…Sharks Bay, wie der Name schon sagt, ist ein Zuhause von Tausenden von Haien und natürlich auch diversen anderen Fischen. Vom Bootssteg aus waren wir gerade dabei ins klare Wasser zu blicken und dabei die verschiedensten Fischarten zu beobachteten, während sich dem Strand langsam ein paar graue Finnen näherten…richtig, Delphine waren auf dem Weg zum Ufer von Monkey Mia, wo sie täglich und pünktlich zur Fütterung erscheinen.
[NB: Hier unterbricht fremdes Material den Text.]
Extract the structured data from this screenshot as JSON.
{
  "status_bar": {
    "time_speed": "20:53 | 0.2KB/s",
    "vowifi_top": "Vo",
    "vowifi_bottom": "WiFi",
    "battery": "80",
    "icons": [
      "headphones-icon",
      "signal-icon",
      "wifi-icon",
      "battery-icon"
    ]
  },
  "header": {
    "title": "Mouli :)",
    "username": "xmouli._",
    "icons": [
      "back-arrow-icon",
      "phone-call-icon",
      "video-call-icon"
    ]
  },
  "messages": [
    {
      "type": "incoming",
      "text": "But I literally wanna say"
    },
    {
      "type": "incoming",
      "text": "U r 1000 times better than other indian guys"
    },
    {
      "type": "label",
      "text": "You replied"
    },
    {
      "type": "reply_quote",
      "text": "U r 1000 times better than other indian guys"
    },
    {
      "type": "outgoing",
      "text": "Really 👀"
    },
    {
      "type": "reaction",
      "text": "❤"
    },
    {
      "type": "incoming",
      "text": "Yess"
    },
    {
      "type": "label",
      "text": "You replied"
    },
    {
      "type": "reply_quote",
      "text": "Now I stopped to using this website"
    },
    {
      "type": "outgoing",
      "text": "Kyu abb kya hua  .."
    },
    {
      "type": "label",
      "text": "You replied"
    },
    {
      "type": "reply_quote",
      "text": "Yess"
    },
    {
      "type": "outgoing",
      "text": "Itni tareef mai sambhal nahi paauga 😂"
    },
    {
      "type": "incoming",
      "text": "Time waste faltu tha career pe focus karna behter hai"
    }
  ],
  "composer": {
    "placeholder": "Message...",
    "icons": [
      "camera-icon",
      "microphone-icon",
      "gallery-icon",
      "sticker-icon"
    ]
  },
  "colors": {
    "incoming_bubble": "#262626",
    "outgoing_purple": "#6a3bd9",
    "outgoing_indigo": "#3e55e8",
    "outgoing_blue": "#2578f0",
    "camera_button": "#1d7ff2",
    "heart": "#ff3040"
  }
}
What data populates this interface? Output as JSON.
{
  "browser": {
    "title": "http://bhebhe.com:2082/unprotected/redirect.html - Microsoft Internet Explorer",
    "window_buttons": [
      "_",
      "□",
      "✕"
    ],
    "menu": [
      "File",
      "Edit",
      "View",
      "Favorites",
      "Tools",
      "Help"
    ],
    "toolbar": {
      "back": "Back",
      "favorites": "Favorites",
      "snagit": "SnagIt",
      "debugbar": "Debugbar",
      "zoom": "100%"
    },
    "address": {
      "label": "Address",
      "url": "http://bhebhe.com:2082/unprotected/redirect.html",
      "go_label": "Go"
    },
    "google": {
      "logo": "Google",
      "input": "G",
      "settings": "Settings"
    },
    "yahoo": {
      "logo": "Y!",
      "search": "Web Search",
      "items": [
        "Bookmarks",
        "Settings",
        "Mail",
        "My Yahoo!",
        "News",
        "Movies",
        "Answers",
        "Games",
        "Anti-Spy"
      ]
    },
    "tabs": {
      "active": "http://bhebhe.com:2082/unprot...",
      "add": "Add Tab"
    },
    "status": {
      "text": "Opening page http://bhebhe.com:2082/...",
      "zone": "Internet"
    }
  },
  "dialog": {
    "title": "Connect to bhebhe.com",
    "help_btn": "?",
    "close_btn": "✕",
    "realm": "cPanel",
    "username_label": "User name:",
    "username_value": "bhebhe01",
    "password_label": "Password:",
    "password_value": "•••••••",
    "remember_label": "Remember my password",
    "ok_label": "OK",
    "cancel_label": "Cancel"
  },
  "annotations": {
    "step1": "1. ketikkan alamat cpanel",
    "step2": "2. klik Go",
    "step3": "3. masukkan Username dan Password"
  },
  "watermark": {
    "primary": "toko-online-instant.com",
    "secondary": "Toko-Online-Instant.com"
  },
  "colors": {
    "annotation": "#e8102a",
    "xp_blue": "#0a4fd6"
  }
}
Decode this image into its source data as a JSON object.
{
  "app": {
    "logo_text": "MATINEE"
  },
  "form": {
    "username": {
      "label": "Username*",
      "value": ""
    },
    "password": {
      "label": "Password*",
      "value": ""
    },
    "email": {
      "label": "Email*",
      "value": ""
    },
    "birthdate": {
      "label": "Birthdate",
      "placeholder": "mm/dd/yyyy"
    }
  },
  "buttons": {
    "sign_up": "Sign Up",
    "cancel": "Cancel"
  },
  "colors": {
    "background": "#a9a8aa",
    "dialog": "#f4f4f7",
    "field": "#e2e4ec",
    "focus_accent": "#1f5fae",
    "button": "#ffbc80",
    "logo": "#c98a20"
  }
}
Schnell eilten wir vom Bootssteg Richtung Strand, um uns das ganze Schauspiel etwas genauer ansehen zu können. Knöcheltief standen wir wenig später auch schon im Wasser und konnten die Delphine nun aus nächster Nähe beobachten. Nach einer kleinen Informationsrede durften schließlich einige der ausgewählten Besucher die Fütterung der Wilden Delphine vornehmen, Viktor gehörte allerdings auch zu den Glücklichen. Nachdem die Fütterung abgeschlossen war, verbrachten wir den Rest des Tages am Strand und genossen einfach nur das wunderschöne Wetter des Westens Australiens, bevor wir uns weiter gen Norden bewegten.
Ganz nach Belieben hielten wir dann und wann, um sich von den ständig langen Autofahrten ein wenig zu erholen und ließen uns die Sonne, die uns geradezu einlud, an den schönsten Stränden ein wenig auf den Pelz scheinen…bei jedem zurückgelegten Kilometer, kamen wir dem nächst spannendem Abenteuer immer ein Stückchen näher.
In Exmouth unserem nächsten Ziel, sind wir mit einer Bootstour auf den Indischen Ozean hinausgefahren und konnten dort ins atemberaubende und vielfältige Ningaloo Reef abgetaucht, wo uns eine unheimliche Anzahl von Fischen und Korallen das bunte Leben unter Wasser präsentierten.
Total fasziniert und beeindruckt stiegen wir nach einer Weile zurück ins Boot, um die eigentliche Tour nun starten zu können…da wir uns mit den kleineren Fischen sehr gut vertragen und uns recht schnell angefreundet haben, war es nun an der Zeit sich den etwas größeren Genossen zu näher, was wir nach einer kleinen Sicherheitsunterweisung auch schließlich taten.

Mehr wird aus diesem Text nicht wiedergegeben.